OpenAI model GPT-4o mini now available

We have added support for the just released GPT-4o mini model from OpenAI.

Projects now available

Projects

Projects allow you to create separation in Opper. Currently, the following is tied to a project:

  • Functions
  • Indexes
  • Traces
  • API keys

When you create an API for a specific project, all usage will be associated with that specific project automatically, so there is no need to pass the project as you are using it.

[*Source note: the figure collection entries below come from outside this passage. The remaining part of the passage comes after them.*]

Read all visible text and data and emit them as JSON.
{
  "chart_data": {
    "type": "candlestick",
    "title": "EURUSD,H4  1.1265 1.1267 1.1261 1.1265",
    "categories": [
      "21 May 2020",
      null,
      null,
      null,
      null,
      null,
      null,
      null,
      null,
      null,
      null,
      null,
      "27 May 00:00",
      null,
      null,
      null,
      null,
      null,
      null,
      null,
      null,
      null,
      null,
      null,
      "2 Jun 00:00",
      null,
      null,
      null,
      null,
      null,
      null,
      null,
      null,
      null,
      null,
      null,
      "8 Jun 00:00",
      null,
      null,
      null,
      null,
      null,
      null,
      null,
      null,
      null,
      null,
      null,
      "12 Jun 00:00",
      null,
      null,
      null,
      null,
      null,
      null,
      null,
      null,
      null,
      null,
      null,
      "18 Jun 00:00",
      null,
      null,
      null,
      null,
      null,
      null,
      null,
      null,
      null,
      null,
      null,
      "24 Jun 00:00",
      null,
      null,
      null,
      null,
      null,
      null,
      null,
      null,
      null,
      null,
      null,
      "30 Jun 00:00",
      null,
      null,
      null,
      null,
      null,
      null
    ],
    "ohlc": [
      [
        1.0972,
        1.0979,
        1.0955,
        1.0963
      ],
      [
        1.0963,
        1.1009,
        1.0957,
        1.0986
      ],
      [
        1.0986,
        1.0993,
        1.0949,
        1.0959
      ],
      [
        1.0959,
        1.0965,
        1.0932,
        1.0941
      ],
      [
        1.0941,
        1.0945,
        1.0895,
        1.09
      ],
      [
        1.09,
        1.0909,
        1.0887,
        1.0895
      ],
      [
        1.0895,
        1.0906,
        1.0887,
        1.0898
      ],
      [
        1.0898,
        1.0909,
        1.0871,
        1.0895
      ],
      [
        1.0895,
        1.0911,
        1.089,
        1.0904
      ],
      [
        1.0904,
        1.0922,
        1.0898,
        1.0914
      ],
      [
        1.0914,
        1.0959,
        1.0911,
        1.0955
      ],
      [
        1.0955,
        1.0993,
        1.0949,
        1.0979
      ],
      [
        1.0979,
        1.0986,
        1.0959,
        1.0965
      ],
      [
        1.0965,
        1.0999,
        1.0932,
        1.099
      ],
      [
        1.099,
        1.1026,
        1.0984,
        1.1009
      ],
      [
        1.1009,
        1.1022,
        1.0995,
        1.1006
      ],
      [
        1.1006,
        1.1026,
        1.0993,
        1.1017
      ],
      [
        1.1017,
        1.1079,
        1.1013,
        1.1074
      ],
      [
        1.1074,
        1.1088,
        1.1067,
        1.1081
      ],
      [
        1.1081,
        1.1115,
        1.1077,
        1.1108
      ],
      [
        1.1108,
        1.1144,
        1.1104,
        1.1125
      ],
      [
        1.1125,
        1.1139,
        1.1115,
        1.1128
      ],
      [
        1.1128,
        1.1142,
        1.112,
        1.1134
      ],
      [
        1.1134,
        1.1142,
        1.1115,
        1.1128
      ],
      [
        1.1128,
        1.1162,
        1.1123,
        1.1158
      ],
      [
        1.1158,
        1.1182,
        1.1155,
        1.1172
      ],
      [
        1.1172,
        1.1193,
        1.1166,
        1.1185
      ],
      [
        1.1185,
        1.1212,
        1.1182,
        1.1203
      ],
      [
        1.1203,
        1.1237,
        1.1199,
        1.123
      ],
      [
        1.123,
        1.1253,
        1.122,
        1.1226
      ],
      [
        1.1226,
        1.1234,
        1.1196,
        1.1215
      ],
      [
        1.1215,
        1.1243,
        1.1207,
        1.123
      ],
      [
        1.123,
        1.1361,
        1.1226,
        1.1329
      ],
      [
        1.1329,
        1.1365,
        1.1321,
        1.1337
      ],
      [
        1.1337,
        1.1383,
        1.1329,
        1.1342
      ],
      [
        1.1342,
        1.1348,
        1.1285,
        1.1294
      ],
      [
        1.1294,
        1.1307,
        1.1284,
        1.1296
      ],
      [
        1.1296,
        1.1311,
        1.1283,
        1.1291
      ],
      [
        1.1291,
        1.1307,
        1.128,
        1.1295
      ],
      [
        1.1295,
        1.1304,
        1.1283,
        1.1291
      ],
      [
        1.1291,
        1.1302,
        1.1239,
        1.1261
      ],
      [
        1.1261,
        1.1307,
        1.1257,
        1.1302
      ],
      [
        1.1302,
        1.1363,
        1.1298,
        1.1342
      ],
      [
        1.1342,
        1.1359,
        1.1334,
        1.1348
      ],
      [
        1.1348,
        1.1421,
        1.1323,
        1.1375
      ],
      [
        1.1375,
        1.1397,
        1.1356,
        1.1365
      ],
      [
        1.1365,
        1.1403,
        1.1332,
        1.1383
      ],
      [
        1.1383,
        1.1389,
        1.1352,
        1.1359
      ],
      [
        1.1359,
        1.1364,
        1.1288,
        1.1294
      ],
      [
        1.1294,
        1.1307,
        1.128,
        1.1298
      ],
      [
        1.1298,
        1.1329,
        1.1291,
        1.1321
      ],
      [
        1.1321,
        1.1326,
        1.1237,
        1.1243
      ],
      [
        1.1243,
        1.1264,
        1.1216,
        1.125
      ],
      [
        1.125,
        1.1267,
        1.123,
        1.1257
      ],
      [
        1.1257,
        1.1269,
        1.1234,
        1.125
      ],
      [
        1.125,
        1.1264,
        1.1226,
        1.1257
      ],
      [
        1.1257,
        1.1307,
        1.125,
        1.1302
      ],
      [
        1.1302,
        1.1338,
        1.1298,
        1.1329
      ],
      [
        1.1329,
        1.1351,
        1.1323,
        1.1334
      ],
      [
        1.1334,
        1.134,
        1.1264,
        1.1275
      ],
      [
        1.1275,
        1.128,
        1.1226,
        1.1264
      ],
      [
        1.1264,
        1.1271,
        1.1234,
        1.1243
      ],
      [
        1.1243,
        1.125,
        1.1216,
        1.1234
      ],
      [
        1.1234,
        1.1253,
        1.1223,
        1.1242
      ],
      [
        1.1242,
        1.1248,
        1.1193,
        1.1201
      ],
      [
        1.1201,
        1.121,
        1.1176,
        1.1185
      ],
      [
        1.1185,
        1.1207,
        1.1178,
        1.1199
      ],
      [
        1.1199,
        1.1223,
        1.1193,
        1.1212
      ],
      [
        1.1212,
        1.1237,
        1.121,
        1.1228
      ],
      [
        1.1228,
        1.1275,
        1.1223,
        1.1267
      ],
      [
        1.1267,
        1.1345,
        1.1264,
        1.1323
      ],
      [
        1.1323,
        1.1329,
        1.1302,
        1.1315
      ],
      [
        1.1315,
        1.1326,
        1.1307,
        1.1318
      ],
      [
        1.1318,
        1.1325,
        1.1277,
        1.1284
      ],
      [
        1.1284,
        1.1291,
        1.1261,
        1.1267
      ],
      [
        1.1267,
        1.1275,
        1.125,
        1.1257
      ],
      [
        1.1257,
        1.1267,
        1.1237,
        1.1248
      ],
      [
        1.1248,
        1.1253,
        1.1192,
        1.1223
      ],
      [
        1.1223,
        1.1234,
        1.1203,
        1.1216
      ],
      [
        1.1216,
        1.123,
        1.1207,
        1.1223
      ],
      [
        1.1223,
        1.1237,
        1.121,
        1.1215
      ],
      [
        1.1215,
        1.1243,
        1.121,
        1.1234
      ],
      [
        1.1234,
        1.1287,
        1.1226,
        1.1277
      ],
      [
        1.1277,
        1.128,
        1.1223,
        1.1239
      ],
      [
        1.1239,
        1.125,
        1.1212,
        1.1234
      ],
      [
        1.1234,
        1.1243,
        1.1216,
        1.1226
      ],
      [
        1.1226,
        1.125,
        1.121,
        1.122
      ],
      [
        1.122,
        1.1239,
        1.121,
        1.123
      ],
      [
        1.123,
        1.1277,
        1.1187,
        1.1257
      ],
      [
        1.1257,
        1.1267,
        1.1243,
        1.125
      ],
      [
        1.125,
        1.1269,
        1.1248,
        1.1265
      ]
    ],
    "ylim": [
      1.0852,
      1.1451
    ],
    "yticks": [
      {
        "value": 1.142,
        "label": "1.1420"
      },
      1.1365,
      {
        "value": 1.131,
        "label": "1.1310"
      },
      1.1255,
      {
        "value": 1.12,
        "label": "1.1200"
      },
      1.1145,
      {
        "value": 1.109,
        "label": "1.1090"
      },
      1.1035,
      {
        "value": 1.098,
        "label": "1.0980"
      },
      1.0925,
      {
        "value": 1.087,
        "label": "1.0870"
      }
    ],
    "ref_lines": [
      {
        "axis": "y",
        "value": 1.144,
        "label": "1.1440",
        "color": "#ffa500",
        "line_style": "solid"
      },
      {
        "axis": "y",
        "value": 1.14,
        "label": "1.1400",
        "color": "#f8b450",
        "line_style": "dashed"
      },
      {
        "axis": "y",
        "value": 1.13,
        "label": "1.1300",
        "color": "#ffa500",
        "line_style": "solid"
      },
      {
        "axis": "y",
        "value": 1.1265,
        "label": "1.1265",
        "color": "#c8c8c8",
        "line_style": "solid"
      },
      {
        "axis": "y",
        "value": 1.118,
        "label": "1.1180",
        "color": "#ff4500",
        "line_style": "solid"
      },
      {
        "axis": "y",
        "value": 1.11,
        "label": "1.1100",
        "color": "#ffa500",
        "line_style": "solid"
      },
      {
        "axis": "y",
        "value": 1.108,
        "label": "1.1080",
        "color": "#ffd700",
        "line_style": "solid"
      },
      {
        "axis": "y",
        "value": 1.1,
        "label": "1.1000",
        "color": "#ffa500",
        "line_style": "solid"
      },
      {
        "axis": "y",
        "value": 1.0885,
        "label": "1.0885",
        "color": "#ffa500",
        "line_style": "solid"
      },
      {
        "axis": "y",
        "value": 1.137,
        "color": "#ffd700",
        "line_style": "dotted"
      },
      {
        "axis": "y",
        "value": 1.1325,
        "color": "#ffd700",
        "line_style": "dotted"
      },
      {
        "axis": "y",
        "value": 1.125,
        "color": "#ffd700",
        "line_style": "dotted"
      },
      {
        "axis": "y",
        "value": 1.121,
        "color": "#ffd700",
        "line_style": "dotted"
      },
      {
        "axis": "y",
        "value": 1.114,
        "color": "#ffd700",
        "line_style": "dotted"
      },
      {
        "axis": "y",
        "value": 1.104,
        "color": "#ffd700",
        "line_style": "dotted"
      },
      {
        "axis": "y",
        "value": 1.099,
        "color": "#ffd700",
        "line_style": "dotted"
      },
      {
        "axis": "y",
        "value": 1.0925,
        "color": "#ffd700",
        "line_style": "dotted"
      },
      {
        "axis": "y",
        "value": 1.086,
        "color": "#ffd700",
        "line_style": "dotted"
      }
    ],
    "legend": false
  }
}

Manage organizations and invite your colleagues

Projects

You are now able to create your own organizations in Opper. Go to Settings --> Organization and click Create Organization in the top right corner to get started.

Once you have created your organization, you are able to invite your colleagues by sending an invite to their email address. Once they are in, you are able to collaborate and have a common view of your AI usage.